I left him there, the poor, battered Proton salesman, and headed back home. I stopped for petrol on the way, and was just leaving the gasolinera when my mobile phone sounded. I pulled into the car park of the furniture store across the road and answered the call. I found myself hoping that it was Prim, telling me that she had turned the Mercedes around and was coming back, but it wasn’t. It was my Other Woman.

‘Hi,’ said Susie cheerily. ‘I’m in the office, and I’ve just dictated a letter to you, inviting you to become a director of the Gantry Group. Today’s a no-lunch day, so I thought I’d give you a call and see how you’re doing on your own.’

‘Not very well,’ I answered. ‘Not very fucking well at all.’ I told her about Prim’s early return and about what had happened that morning. When I was finished, she was silent for what seemed like quite a while.

‘Oh dear,’ she sighed at last. ‘I must have been crazy to assume that she’d never find out. She’ll be after my blood, I suppose.’

‘Several pints of it. The least you can expect is a fairly ferocious phone call,’ I admitted. ‘I guess I should have called you, to warn you, but the red mist came down. As a result, I’m just on my way back from making a fool of myself yet again.’

‘How?’

‘Miller. I assumed it was him and I went to his place to give him another doing. It wasn’t.’

‘So who did take the photos?’

‘I haven’t a bloody clue, Susie; not yet, at any rate.’

‘Don’t go overboard when you find him, Oz. Promise me that.’

‘I’m promising nothing any more. Promises just get you into bother.’

‘What about the one you made to me? About looking out for me?’

I had actually thought about that. ‘That still stands, whether Prim comes back or not. I gave you my word.’

‘Listen,’ she said. ‘I really am sorry. I never meant to mess things up between you two.’

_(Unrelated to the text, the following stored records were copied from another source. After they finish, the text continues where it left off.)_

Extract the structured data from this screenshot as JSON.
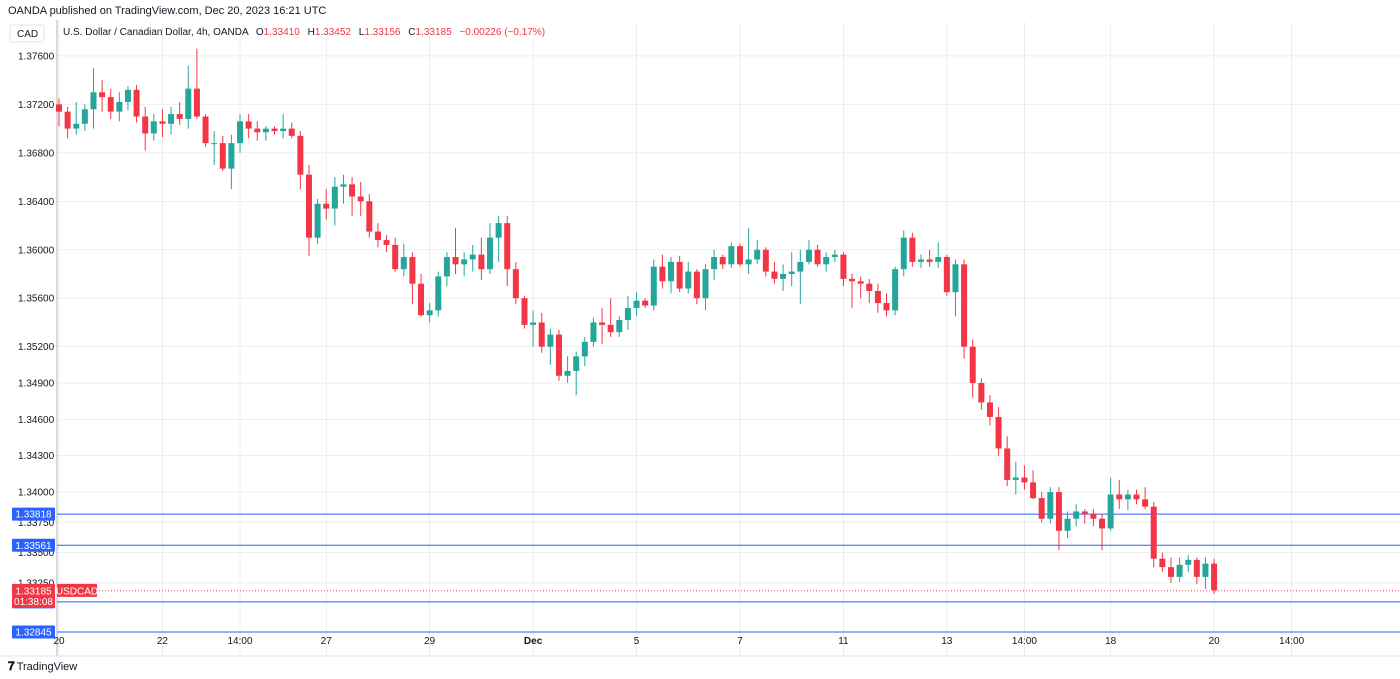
{
  "publisher_text": "OANDA published on TradingView.com, Dec 20, 2023 16:21 UTC",
  "currency_label": "CAD",
  "legend": {
    "title": "U.S. Dollar / Canadian Dollar, 4h, OANDA",
    "open_label": "O",
    "open": "1.33410",
    "high_label": "H",
    "high": "1.33452",
    "low_label": "L",
    "low": "1.33156",
    "close_label": "C",
    "close": "1.33185",
    "change": "−0.00226 (−0.17%)"
  },
  "brand": "TradingView",
  "colors": {
    "up": "#26a69a",
    "down": "#f23645",
    "level_line": "#2962ff",
    "grid": "#e0e3eb"
  },
  "chart_data": {
    "type": "candlestick",
    "ylim": [
      1.3268,
      1.3788
    ],
    "y_ticks": [
      1.376,
      1.372,
      1.368,
      1.364,
      1.36,
      1.356,
      1.352,
      1.349,
      1.346,
      1.343,
      1.34,
      1.3375,
      1.335,
      1.3325
    ],
    "x_ticks": [
      {
        "label": "20",
        "index": 0
      },
      {
        "label": "22",
        "index": 12
      },
      {
        "label": "14:00",
        "index": 21
      },
      {
        "label": "27",
        "index": 31
      },
      {
        "label": "29",
        "index": 43
      },
      {
        "label": "Dec",
        "index": 55
      },
      {
        "label": "5",
        "index": 67
      },
      {
        "label": "7",
        "index": 79
      },
      {
        "label": "11",
        "index": 91
      },
      {
        "label": "13",
        "index": 103
      },
      {
        "label": "14:00",
        "index": 112
      },
      {
        "label": "18",
        "index": 122
      },
      {
        "label": "20",
        "index": 134
      },
      {
        "label": "14:00",
        "index": 143
      }
    ],
    "levels": [
      1.33818,
      1.33561,
      1.33094,
      1.32845
    ],
    "last_price": {
      "value": 1.33185,
      "label": "1.33185",
      "symbol": "USDCAD",
      "countdown": "01:38:08"
    },
    "candles": [
      [
        1.372,
        1.3725,
        1.3702,
        1.3714
      ],
      [
        1.3714,
        1.3718,
        1.3692,
        1.37
      ],
      [
        1.37,
        1.3722,
        1.3695,
        1.3704
      ],
      [
        1.3704,
        1.372,
        1.3698,
        1.3716
      ],
      [
        1.3716,
        1.375,
        1.37,
        1.373
      ],
      [
        1.373,
        1.374,
        1.3714,
        1.3726
      ],
      [
        1.3726,
        1.3733,
        1.3708,
        1.3714
      ],
      [
        1.3714,
        1.373,
        1.3706,
        1.3722
      ],
      [
        1.3722,
        1.3735,
        1.3715,
        1.3732
      ],
      [
        1.3732,
        1.3736,
        1.3705,
        1.371
      ],
      [
        1.371,
        1.3718,
        1.3682,
        1.3696
      ],
      [
        1.3696,
        1.3712,
        1.369,
        1.3706
      ],
      [
        1.3706,
        1.3716,
        1.3693,
        1.3704
      ],
      [
        1.3704,
        1.3718,
        1.3695,
        1.3712
      ],
      [
        1.3712,
        1.3722,
        1.3703,
        1.3708
      ],
      [
        1.3708,
        1.3752,
        1.37,
        1.3733
      ],
      [
        1.3733,
        1.3766,
        1.3708,
        1.371
      ],
      [
        1.371,
        1.3712,
        1.3685,
        1.3688
      ],
      [
        1.3688,
        1.3698,
        1.367,
        1.3688
      ],
      [
        1.3688,
        1.3694,
        1.3665,
        1.3667
      ],
      [
        1.3667,
        1.3695,
        1.365,
        1.3688
      ],
      [
        1.3688,
        1.3712,
        1.368,
        1.3706
      ],
      [
        1.3706,
        1.3712,
        1.3692,
        1.37
      ],
      [
        1.37,
        1.3706,
        1.369,
        1.3697
      ],
      [
        1.3697,
        1.3702,
        1.369,
        1.37
      ],
      [
        1.37,
        1.3702,
        1.3695,
        1.3698
      ],
      [
        1.3698,
        1.3712,
        1.3692,
        1.37
      ],
      [
        1.37,
        1.3705,
        1.3692,
        1.3694
      ],
      [
        1.3694,
        1.3698,
        1.365,
        1.3662
      ],
      [
        1.3662,
        1.367,
        1.3595,
        1.361
      ],
      [
        1.361,
        1.3642,
        1.3605,
        1.3638
      ],
      [
        1.3638,
        1.365,
        1.3625,
        1.3634
      ],
      [
        1.3634,
        1.366,
        1.362,
        1.3652
      ],
      [
        1.3652,
        1.3662,
        1.3638,
        1.3654
      ],
      [
        1.3654,
        1.366,
        1.3628,
        1.3644
      ],
      [
        1.3644,
        1.3656,
        1.3628,
        1.364
      ],
      [
        1.364,
        1.3646,
        1.361,
        1.3615
      ],
      [
        1.3615,
        1.3622,
        1.3602,
        1.3608
      ],
      [
        1.3608,
        1.3612,
        1.3598,
        1.3604
      ],
      [
        1.3604,
        1.361,
        1.3582,
        1.3584
      ],
      [
        1.3584,
        1.3605,
        1.3578,
        1.3594
      ],
      [
        1.3594,
        1.3598,
        1.3555,
        1.3572
      ],
      [
        1.3572,
        1.358,
        1.3545,
        1.3546
      ],
      [
        1.3546,
        1.3556,
        1.354,
        1.355
      ],
      [
        1.355,
        1.3582,
        1.3545,
        1.3578
      ],
      [
        1.3578,
        1.3598,
        1.357,
        1.3594
      ],
      [
        1.3594,
        1.3618,
        1.358,
        1.3588
      ],
      [
        1.3588,
        1.3598,
        1.3578,
        1.3592
      ],
      [
        1.3592,
        1.3604,
        1.3582,
        1.3596
      ],
      [
        1.3596,
        1.361,
        1.3575,
        1.3584
      ],
      [
        1.3584,
        1.3622,
        1.358,
        1.361
      ],
      [
        1.361,
        1.3628,
        1.359,
        1.3622
      ],
      [
        1.3622,
        1.3628,
        1.357,
        1.3584
      ],
      [
        1.3584,
        1.359,
        1.3555,
        1.356
      ],
      [
        1.356,
        1.3562,
        1.3535,
        1.3538
      ],
      [
        1.3538,
        1.355,
        1.352,
        1.354
      ],
      [
        1.354,
        1.3548,
        1.3515,
        1.352
      ],
      [
        1.352,
        1.3535,
        1.3505,
        1.353
      ],
      [
        1.353,
        1.3534,
        1.3492,
        1.3496
      ],
      [
        1.3496,
        1.3512,
        1.349,
        1.35
      ],
      [
        1.35,
        1.3516,
        1.348,
        1.3512
      ],
      [
        1.3512,
        1.3528,
        1.3504,
        1.3524
      ],
      [
        1.3524,
        1.3544,
        1.352,
        1.354
      ],
      [
        1.354,
        1.3552,
        1.3522,
        1.3538
      ],
      [
        1.3538,
        1.356,
        1.3528,
        1.3532
      ],
      [
        1.3532,
        1.3545,
        1.3528,
        1.3542
      ],
      [
        1.3542,
        1.3562,
        1.3534,
        1.3552
      ],
      [
        1.3552,
        1.3565,
        1.3545,
        1.3558
      ],
      [
        1.3558,
        1.356,
        1.3552,
        1.3554
      ],
      [
        1.3554,
        1.3592,
        1.355,
        1.3586
      ],
      [
        1.3586,
        1.3596,
        1.3568,
        1.3574
      ],
      [
        1.3574,
        1.3594,
        1.3564,
        1.359
      ],
      [
        1.359,
        1.3595,
        1.3565,
        1.3568
      ],
      [
        1.3568,
        1.359,
        1.3564,
        1.3582
      ],
      [
        1.3582,
        1.3584,
        1.3555,
        1.356
      ],
      [
        1.356,
        1.3588,
        1.355,
        1.3584
      ],
      [
        1.3584,
        1.36,
        1.3575,
        1.3594
      ],
      [
        1.3594,
        1.3596,
        1.3584,
        1.3588
      ],
      [
        1.3588,
        1.3606,
        1.3585,
        1.3603
      ],
      [
        1.3603,
        1.3605,
        1.3586,
        1.3588
      ],
      [
        1.3588,
        1.3618,
        1.358,
        1.3592
      ],
      [
        1.3592,
        1.3608,
        1.3588,
        1.36
      ],
      [
        1.36,
        1.3602,
        1.3578,
        1.3582
      ],
      [
        1.3582,
        1.359,
        1.3572,
        1.3576
      ],
      [
        1.3576,
        1.3588,
        1.3566,
        1.358
      ],
      [
        1.358,
        1.3598,
        1.357,
        1.3582
      ],
      [
        1.3582,
        1.36,
        1.3555,
        1.359
      ],
      [
        1.359,
        1.3608,
        1.3588,
        1.36
      ],
      [
        1.36,
        1.3604,
        1.3586,
        1.3588
      ],
      [
        1.3588,
        1.3598,
        1.3582,
        1.3594
      ],
      [
        1.3594,
        1.36,
        1.359,
        1.3596
      ],
      [
        1.3596,
        1.3598,
        1.357,
        1.3576
      ],
      [
        1.3576,
        1.358,
        1.3552,
        1.3574
      ],
      [
        1.3574,
        1.3578,
        1.356,
        1.3572
      ],
      [
        1.3572,
        1.3576,
        1.3556,
        1.3566
      ],
      [
        1.3566,
        1.3572,
        1.3548,
        1.3556
      ],
      [
        1.3556,
        1.3564,
        1.3545,
        1.355
      ],
      [
        1.355,
        1.3586,
        1.3546,
        1.3584
      ],
      [
        1.3584,
        1.3616,
        1.3578,
        1.361
      ],
      [
        1.361,
        1.3614,
        1.3586,
        1.359
      ],
      [
        1.359,
        1.3596,
        1.3585,
        1.3592
      ],
      [
        1.3592,
        1.36,
        1.3586,
        1.359
      ],
      [
        1.359,
        1.3606,
        1.3585,
        1.3594
      ],
      [
        1.3594,
        1.3596,
        1.3562,
        1.3565
      ],
      [
        1.3565,
        1.3592,
        1.3545,
        1.3588
      ],
      [
        1.3588,
        1.3592,
        1.351,
        1.352
      ],
      [
        1.352,
        1.3526,
        1.3478,
        1.349
      ],
      [
        1.349,
        1.3494,
        1.3468,
        1.3474
      ],
      [
        1.3474,
        1.348,
        1.3455,
        1.3462
      ],
      [
        1.3462,
        1.347,
        1.343,
        1.3436
      ],
      [
        1.3436,
        1.3446,
        1.3405,
        1.341
      ],
      [
        1.341,
        1.3425,
        1.3398,
        1.3412
      ],
      [
        1.3412,
        1.3422,
        1.3402,
        1.3408
      ],
      [
        1.3408,
        1.3418,
        1.3394,
        1.3395
      ],
      [
        1.3395,
        1.34,
        1.3375,
        1.3378
      ],
      [
        1.3378,
        1.3404,
        1.3374,
        1.34
      ],
      [
        1.34,
        1.3404,
        1.3352,
        1.3368
      ],
      [
        1.3368,
        1.3384,
        1.3362,
        1.3378
      ],
      [
        1.3378,
        1.339,
        1.3372,
        1.3384
      ],
      [
        1.3384,
        1.3386,
        1.3374,
        1.3382
      ],
      [
        1.3382,
        1.3386,
        1.3372,
        1.3378
      ],
      [
        1.3378,
        1.3382,
        1.3352,
        1.337
      ],
      [
        1.337,
        1.3412,
        1.3368,
        1.3398
      ],
      [
        1.3398,
        1.341,
        1.3386,
        1.3394
      ],
      [
        1.3394,
        1.3402,
        1.3385,
        1.3398
      ],
      [
        1.3398,
        1.3402,
        1.339,
        1.3394
      ],
      [
        1.3394,
        1.3404,
        1.3386,
        1.3388
      ],
      [
        1.3388,
        1.3392,
        1.3338,
        1.3345
      ],
      [
        1.3345,
        1.335,
        1.3334,
        1.3338
      ],
      [
        1.3338,
        1.3346,
        1.3325,
        1.333
      ],
      [
        1.333,
        1.3346,
        1.3326,
        1.334
      ],
      [
        1.334,
        1.3348,
        1.3334,
        1.3344
      ],
      [
        1.3344,
        1.3346,
        1.3324,
        1.333
      ],
      [
        1.333,
        1.3346,
        1.332,
        1.3341
      ],
      [
        1.3341,
        1.3345,
        1.3316,
        1.3319
      ]
    ]
  }
}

‘What would you do differently in the same circumstances? ’ I fired at her.

‘Nothing.’

‘Me neither.’

‘Do you want to come over here?’ she asked.

‘No. We’ve been over that, and you were right.’

‘What about the new movie? What happens if Prim doesn’t come back, and tells Dawn and Miles why?’

‘Right now, I don’t give one damn. But we’re contracted, Miles and I, for one more picture at least, and he has an option on me for the one after that.’

‘Will she come back?’

‘I don’t know.’

‘Do you want her to?’

I had been thinking about that, on and off, from the moment her car turned out of the driveway. ‘Susie,’ I replied, ‘you made it pretty clear that I’ve been misusing women all my adult life. I’ve got to start being honest with someone.’

‘Be honest with me, then. If Prim did leave, and I turned up again, would you throw me out?’